Читать «Взгляни на дом свой, ангел» онлайн - страница 398

Томас Вулф

Лили! Луиза! Руфь! Эллен! О матерь любви, колыбель рождений и жизни, каким миллионом имён тебя ни называли бы, я пришёл, твой сын, твой возлюбленный. Встань, Майя, у своей открытой двери, затерявшейся в дебрях Негритянского квартала.

Иногда, бесшумно проходя мимо, он слышал, как молодые люди говорили в своих комнатах о Юджине Ганте. Юджин Гант сумасшедший. Юджин Гант свихнутый. Это я (думал он) — Юджин Гант!

Затем какой-то голос сказал: «Он не меняет нижнего белья по шесть недель. Это мне рассказал один студент из его землячества». А другой добавил: «Он принимает ванну раз в месяц, надо не надо». Они рассмеялись. Кто-то сказал, что у него «блестящий ум», и все согласились.

Он сжал когтями своё узкое горло. Они говорят обо мне, обо мне! Я — Юджин Гант — покоритель народов, владыка земли, Шива, воплощённый в тысяче дивных форм.

В наготе и одиночестве души он бродил по улицам. Никто не сказал — я знаю тебя. Никто не сказал — я здесь. Огромное колесо жизни, осью которого он был, неуклонно вращалось.

Почти все мы считаем себя чёрт-те чем, думал Юджин. Во всяком случае, я. Я считаю себя чёрт-те чем. Потом на тёмной дорожке он услышал разговор студентов в их комнате и до крови сдавил своё лицо, рыча от ненависти к себе.

Считаю себя чёрт-те чем, а они говорят, что от меня воняет, потому что я не принимаю ванну. Но от меня не могло бы вонять, даже если бы я никогда не мылся.
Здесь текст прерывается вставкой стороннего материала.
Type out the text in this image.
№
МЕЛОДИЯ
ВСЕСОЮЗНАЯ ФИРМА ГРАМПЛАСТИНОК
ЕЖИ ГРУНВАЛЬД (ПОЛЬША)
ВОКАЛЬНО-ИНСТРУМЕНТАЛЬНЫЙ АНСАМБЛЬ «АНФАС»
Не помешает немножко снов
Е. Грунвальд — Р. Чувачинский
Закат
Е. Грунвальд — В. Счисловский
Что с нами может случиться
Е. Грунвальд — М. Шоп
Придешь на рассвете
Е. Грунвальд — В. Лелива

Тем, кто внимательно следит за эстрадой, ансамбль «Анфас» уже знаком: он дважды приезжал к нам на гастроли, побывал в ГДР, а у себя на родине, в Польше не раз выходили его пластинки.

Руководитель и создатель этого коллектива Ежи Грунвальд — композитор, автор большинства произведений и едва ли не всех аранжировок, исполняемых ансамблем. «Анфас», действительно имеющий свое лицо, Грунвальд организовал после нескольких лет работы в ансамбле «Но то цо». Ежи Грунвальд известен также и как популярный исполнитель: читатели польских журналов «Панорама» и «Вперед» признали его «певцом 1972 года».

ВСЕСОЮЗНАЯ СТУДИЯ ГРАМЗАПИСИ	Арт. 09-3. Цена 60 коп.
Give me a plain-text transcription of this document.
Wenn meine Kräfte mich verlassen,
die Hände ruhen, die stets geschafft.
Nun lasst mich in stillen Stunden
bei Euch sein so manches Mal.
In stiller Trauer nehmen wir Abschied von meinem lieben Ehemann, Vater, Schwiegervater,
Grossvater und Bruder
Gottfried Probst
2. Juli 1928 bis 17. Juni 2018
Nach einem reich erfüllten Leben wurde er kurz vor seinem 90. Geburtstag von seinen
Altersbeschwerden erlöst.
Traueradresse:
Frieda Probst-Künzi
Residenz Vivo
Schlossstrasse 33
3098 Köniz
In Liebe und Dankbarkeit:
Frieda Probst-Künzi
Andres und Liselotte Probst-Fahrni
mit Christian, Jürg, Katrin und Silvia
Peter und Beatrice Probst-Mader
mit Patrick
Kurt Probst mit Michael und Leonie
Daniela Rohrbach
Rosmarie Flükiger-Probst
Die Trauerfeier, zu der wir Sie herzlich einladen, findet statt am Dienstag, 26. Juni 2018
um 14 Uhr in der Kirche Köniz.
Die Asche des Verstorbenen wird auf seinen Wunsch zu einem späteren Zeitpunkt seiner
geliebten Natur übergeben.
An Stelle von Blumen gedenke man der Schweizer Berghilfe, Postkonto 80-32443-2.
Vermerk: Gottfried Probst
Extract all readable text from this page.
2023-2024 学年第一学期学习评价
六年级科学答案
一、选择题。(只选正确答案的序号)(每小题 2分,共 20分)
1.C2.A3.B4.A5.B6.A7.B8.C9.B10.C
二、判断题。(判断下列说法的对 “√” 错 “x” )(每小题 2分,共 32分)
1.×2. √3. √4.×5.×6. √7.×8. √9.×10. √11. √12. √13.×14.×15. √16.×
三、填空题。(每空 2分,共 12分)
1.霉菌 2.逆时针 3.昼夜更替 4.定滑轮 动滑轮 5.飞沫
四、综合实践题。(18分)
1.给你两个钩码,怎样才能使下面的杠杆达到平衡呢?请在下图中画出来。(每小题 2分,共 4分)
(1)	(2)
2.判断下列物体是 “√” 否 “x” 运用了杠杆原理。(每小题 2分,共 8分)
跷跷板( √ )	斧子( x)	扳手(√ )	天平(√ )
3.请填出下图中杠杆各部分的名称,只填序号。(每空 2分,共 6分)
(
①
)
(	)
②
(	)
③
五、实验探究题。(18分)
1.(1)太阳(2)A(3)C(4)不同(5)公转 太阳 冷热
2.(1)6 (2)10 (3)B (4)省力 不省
Воняет только от других. Моя неопрятность лучше их опрятности. Ткань моего тела тоньше; моя кровь — тончайший эликсир, волосы на моей голове, мой спинной мозг, хитрые соединения моих костей и все соки, жиры, мышцы, масла и сухожилья моей плоти, слюна моего рта и пот моей кожи смешаны с редчайшими элементами, — они прекрасней и благородней их грубого крестьянского мяса.

В этом году у него на шее появился маленький лишай — знак его принадлежности к Пентлендам, залог его родства с великой болезнью, имя которой жизнь. Он раздирал это место ногтями, выжег на шее язву карболовой кислотой, но пятно оставалось, словно питаемое неисцелимой проказой, таящейся в его крови. Иногда в прохладную погоду оно почти исчезало, но в тёплую погоду оно опять воспалялось, и он расчёсывал шею в кровь от невыносимого зуда.

Он боялся допустить, чтобы кто-нибудь оказался позади него. Он старательно садился спиной к стене; спускаясь по лестнице в толпе, он испытывал невыносимые муки и поднимал плечи, чтобы воротник пиджака прикрыл жуткое пятно. Его волосы превратились в косматую гриву, он не стригся отчасти из желания спрятать пятно, отчасти же потому, что при мысли об устремлённых на его шею глазах парикмахера он испытывал стыд и ужас.

Порой он начинал болезненно ощущать вокруг себя ничем не осквернённую юность: его страшило громогласное здоровье Америки, которое на самом деле — скверная болезнь, так как никто не признаётся в своих болячках. Он съёживался при воспоминании о своих утраченных героических фантазиях, он вспоминал Брюса-Юджина, все тысячи своих перевоплощений — с зудящим лишаём на теле ему нигде не было места. Он болезненно воспринимал все свои физические изъяны — действительные или мнимые. Иногда по нескольку дней подряд он был неспособен видеть ничего, кроме чужих зубов, — он заглядывал в рот своим собеседникам, замечал все пломбы, пустоты, протезы, мосты. Он с завистью и страхом смотрел на безупречные челюсти молодых людей и по сто раз на дню разглядывал свои здоровые, но слегка пожелтевшие от курения зубы. Он яростно тёр их жёсткой щёткой, пока его дёсны не начинали кровоточить; он часами тоскливо размышлял об испорченном коренном зубе, который со временем придётся вытащить, и в диком отчаянии вычислял на бумажке, в каком возрасте он останется совсем без зубов.